Java爬虫之Htmlunit,HttpClient的使用
程序员文章站
2022-03-02 21:09:55
...
博客链接:Cs XJH’s Blog
由于最近接手一个项目需要爬取网页数据,故学习了下爬虫的相关知识。
都说Python是专业的爬虫工具,但奈何项目是用Java写的,所以从Maven的仓库中找到了Htmlunit和HttpClient这两个工具。熟悉之后发现,其实他们也是很强大好用的。
首先,说明下环境:
<parent>
<groupId>org.springframework.boot</groupId>
<artifactId>spring-boot-starter-parent</artifactId>
<version>2.2.0.RELEASE</version>
<relativePath/> <!-- lookup parent from repository -->
</parent>
<dependency>
<groupId>net.sourceforge.htmlunit</groupId>
<artifactId>htmlunit</artifactId>
</dependency>
<dependency>
<groupId>org.apache.httpcomponents</groupId>
<artifactId>httpclient</artifactId>
</dependency>
htmlunit和httpclient的版本继承了spring-boot-starter-parent中默认定义的。
Htmlunit
相对于httpclient来说,htmlunit是更陌生的。htmlunit是一个可以模拟操作浏览器的工具,并且支持JS后台执行。此外,它支持DOM,CSS,Xpath三种方式解析html。
htmlunit的优势在于它模拟登陆十分方便,不需要构造表单数据,而是直接填充;并且对于前后端结合的网页项目来说,使用它解析html十分方便。
另外,Java爬虫中还有一个很有名的工具Jsoup,它和htmlunit在解析html上一样强大,但是对于模拟登陆来说,它需要构造表单数据。而登陆往往会有像XSS安全防护,甚至一些表单数据构造起来相当麻烦。所以,对于本项目来说,htmlunit更符合需求。
配置
// 注入IOC容器
@Bean
public WebClient getWebClient() {
WebClient webClient = new WebClient(BrowserVersion.CHROME);
webClient.getOptions().setRedirectEnabled(true);
// 允许重定向
webClient.getOptions().setJavaScriptEnabled(true);
// 启动JS解释器
webClient.getOptions().setCssEnabled(false);
// 禁用CSS支持
webClient.getOptions().setActiveXNative(false);
// 是否启用ActiveX(用于动画,视频之类)
webClient.getOptions().setThrowExceptionOnScriptError(false);
// js运行错误时,不抛出异常
webClient.getOptions().setThrowExceptionOnFailingStatusCode(false);
// 状态码不为200时不报错
webClient.setAjaxController(new NicelyResynchronizingAjaxController());
// 设置Ajax异步处理控制器即启用Ajax支持
webClient.setJavaScriptTimeout(10 * 1000);
return webClient;
}
使用
// 模拟登陆
public void login(WebClient webClient) throws BaseException {
webClient.getCookieManager().clearCookies(); // 清空cookie
String homeUrl = "";
try {
HtmlPage loginPage = webClient.getPage(loginUrl);
webClient.waitForBackgroundJavaScript(1000);
HtmlTextInput nameInput = loginPage.getHtmlElementById(userNameElement);
HtmlTextInput pwdInput = loginPage.getHtmlElementById(userPwdElement);
HtmlButton submit = loginPage.getHtmlElementById(submitElement);
nameInput.setText(userName());
pwdInput.setText(userPwd());
HtmlPage nextPage = submit.click();
homeUrl = nextPage.getBaseURL().toString();
}
catch (IOException e) {
e.printStackTrace();
}
if (!homeUrl.equals(homeUrl())) {
throw new BaseException(1002, "账号或密码错误");
}
}
// 解析Html Table
HtmlPage coursePage = webClient.getPage(url);
HtmlTable courseTable = coursePage.getHtmlElementById("Table");
for (int i=0,rLen=courseTable.getRowCount(); i<rLen; i++) {
HtmlTableRow row = courseTable.getRow(i);
for (int j=0,cLen=row.getCells().size(); j<cLen; j++) {
}
}
HttpClient
httpclient是用来模拟发送http请求的工具,常用于解析restful 风格的接口的响应。
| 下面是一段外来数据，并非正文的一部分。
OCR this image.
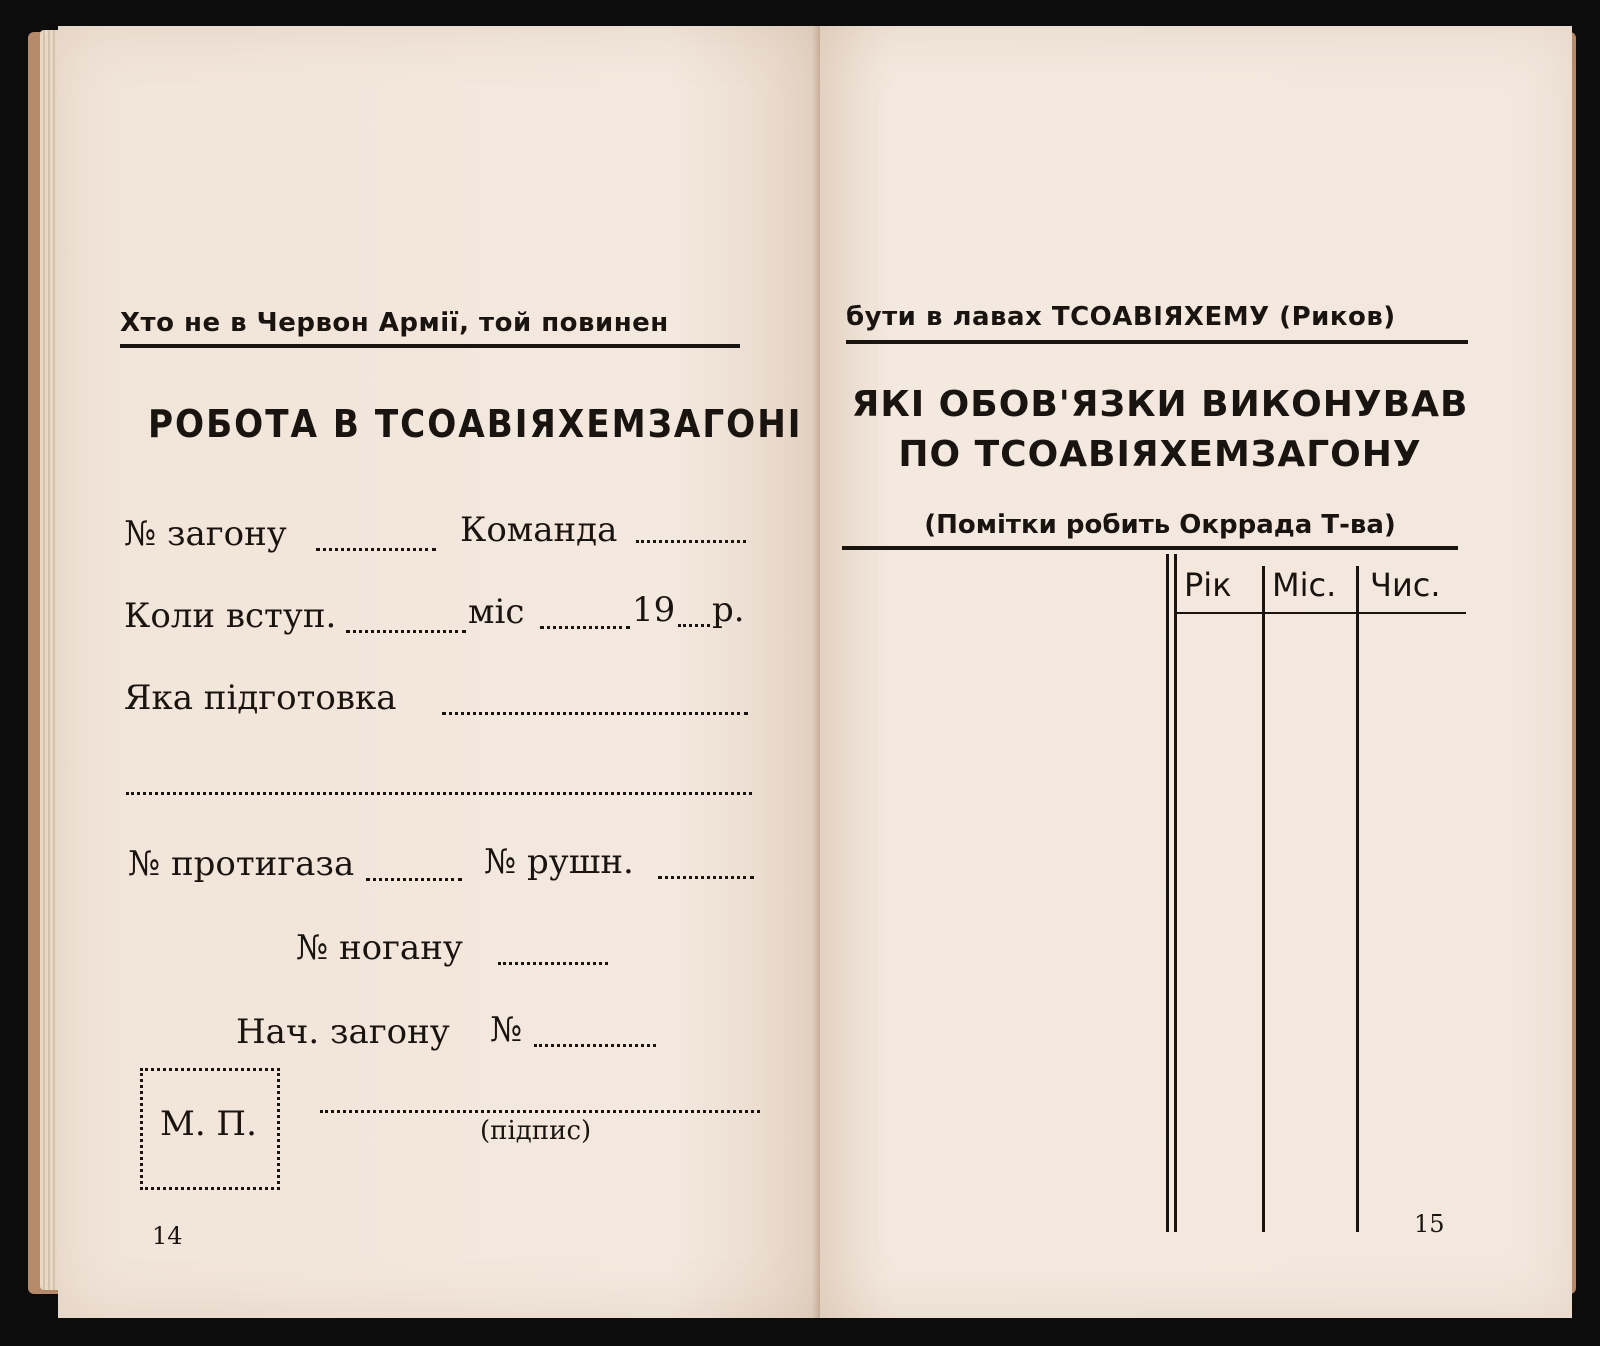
Хто не в Червон Армії, той повинен
РОБОТА В ТСОАВІЯХЕМЗАГОНІ
№ загону	Команда
Коли вступ.	міс	19 р.
Яка підготовка
№ протигаза	№ рушн.
№ ногану
Нач. загону №
М. П.	(підпис)
14
бути в лавах ТСОАВІЯХЕМУ (Риков)
ЯКІ ОБОВ'ЯЗКИ ВИКОНУВАВ
ПО ТСОАВІЯХЕМЗАГОНУ
(Помітки робить Окррада Т-ва)
Рік Міс. Чис.
15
并且,它不适用与解析html。所以,httpclient只适用于在前后端分离的网页上爬取数据。
配置
// httpclient的存储cookie对象
@Bean
public CookieStore getCookieStore() {
return new BasicCookieStore();
}
@Bean(name = "httpClient")
public CloseableHttpClient getHttpClient(CookieStore cookieStore) {
return HttpClients.custom()
.setDefaultCookieStore(cookieStore)
.build();
}
// 构造支持https请求的httpclient
@Bean(name = "httpsClient")
public HttpClient getHttpsClient() {
SSLConnectionSocketFactory sslsf = null;
try {
SSLContext sslContext = SSLContext.getInstance("TLS");
sslContext.init(null, new TrustManager[] {
new X509TrustManager() {
@Override
public void checkClientTrusted(X509Certificate[] x509Certificates, String s) throws CertificateException {
}
@Override
public void checkServerTrusted(X509Certificate[] x509Certificates, String s) throws CertificateException {
}
@Override
public X509Certificate[] getAcceptedIssuers() {
return null;
}
}
}, null);
sslsf = new SSLConnectionSocketFactory(sslContext, NoopHostnameVerifier.INSTANCE);
}catch (NoSuchAlgorithmException | KeyManagementException e) {
e.printStackTrace();
}
return HttpClients.custom().setSSLSocketFactory(sslsf)
.setMaxConnTotal(50)
.setMaxConnPerRoute(50)
.setDefaultRequestConfig(RequestConfig.custom()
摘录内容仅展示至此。